Paul Valéry, recordando sus conversaciones con Stéphane Mallarmé, se lamentaba de que la facilidad de lectura fuera la norma desde que, con el reinado de la prisa, “todo el mundo tiende a no leer más que aquello que todo el mundo podría escribir”, porque a él solo le incitaban los libros que ofrecían resistencia. La querella entre fáciles y difíciles (o, con tosca simplificación, entre realistas y experimentales) tiene entre nosotros un lance famoso en la polémica, en 1970, entre Isaac Montero y Juan Benet. Sin embargo, en ese pugilato Benet no golpeaba en nombre de toda la vanguardia (Joyce era para él un costumbrista) ni de toda la neovanguardia (que tendía a despreciar, sobre todo la de ascendencia francesa), sino de la autonomía de la literatura frente a las servidumbres morales o políticas, lo que para él significa la primacía de la elocución, la construcción de un estilo. Era un ejemplo de lo que Roland Barthes llamó écrivain, alguien “que absorbe el porqué del mundo en un cómo escribir”, cuya escritura es intransitiva, frente a la transitividad del écrivant, siempre al servicio de un fin (ideológico, didáctico…) más allá del lenguaje. La cosa estaba clara: o literatura tout court o escritura mostrenca; o se era escritor o escribidor. Pronto las leyes del mercado ablandarían esa jerarquía y él podría haber sido tildado de Mr. Difficult, como lo hizo Jonathan Franzen con William Gaddis en 2002 desde las páginas de The New Yorker.

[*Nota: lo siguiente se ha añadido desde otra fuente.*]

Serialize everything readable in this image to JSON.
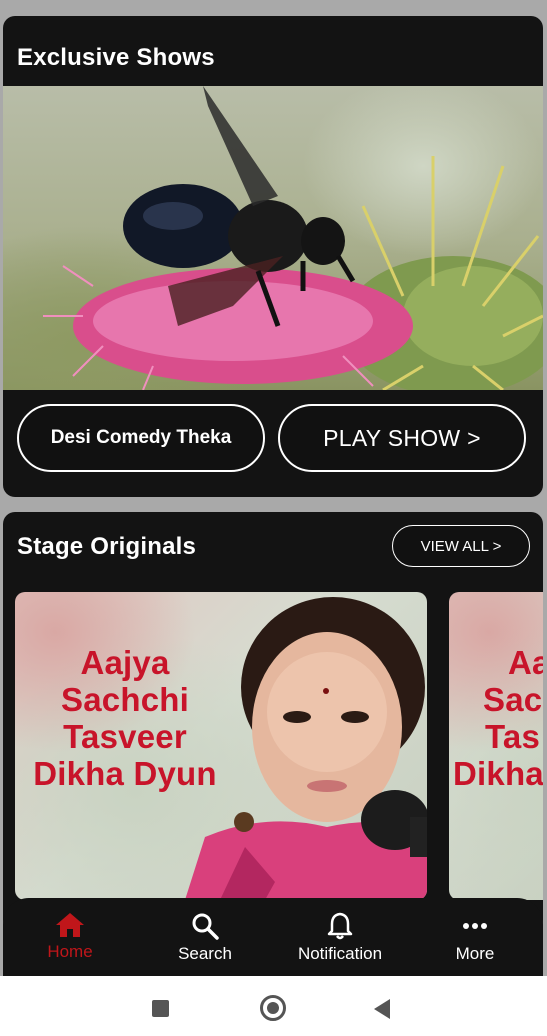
{
  "exclusive": {
    "title": "Exclusive Shows",
    "show_name": "Desi Comedy Theka",
    "play_label": "PLAY SHOW >"
  },
  "originals": {
    "title": "Stage Originals",
    "view_all_label": "VIEW ALL >",
    "items": [
      {
        "lines": [
          "Aajya",
          "Sachchi",
          "Tasveer",
          "Dikha Dyun"
        ]
      },
      {
        "lines": [
          "Aa",
          "Sac",
          "Tas",
          "Dikha"
        ]
      }
    ]
  },
  "nav": {
    "items": [
      {
        "label": "Home",
        "icon": "home-icon",
        "active": true
      },
      {
        "label": "Search",
        "icon": "search-icon",
        "active": false
      },
      {
        "label": "Notification",
        "icon": "bell-icon",
        "active": false
      },
      {
        "label": "More",
        "icon": "more-dots-icon",
        "active": false
      }
    ],
    "active_color": "#c0161a"
  },
  "system_bar": {
    "buttons": [
      "recents-icon",
      "home-circle-icon",
      "back-icon"
    ]
  },
  "colors": {
    "card_bg": "#131313",
    "page_bg": "#a9a9a9",
    "thumb_text": "#c8142a"
  }
}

El delito de Gaddis, del que veía la luz su novela póstuma Agapē Agape (traducida con el palíndromo Ágape se paga), había consistido en no aceptar que el escritor actual debe entretener a sus lectores compitiendo con otros entretenimientos más seductores, como las teleseries o los videojuegos. El tipo de literatura abstrusa e inaccesible que le atribuía era un tiro en el pie de la industria del libro en un escenario en el que la palabra luchaba por sobrevivir. Para Franzen, Gaddis encarnaba al anacrónico escritor de Estatuto, para el que el valor de la obra es independiente del aprecio de los lectores, mientras que el escritor de Contrato, que él propugna y representa, asume el deber de absorber y emocionar al lector ayudándolo así a soportar su soledad existencial… Las réplicas no se hicieron esperar y quizá la más entonada y ácida fue la de Ben Marcus en el ensayo Por qué la literatura experimental amenaza con destruir la edición, a Jonathan Franzen y la vida tal y como la conocemos (Jekyll & Jill), traducido en 2018 por Rubén Martín Giráldez, que añadió de su cosecha unos espléndidos “pinitos de pedantería” en el epílogo. Sus argumentos son inapelables; no hay un único modo de representar la realidad, la literatura es el arte del lenguaje, el arte no puede abjurar de la búsqueda y acomodarse a las convenciones… Pero no cambian el hecho tozudo de que calificar hoy a un escritor de experimental equivale a decir que su obra “no es relevante, que no es legible y que es agresivamente masturbatoria”. Es un baldón.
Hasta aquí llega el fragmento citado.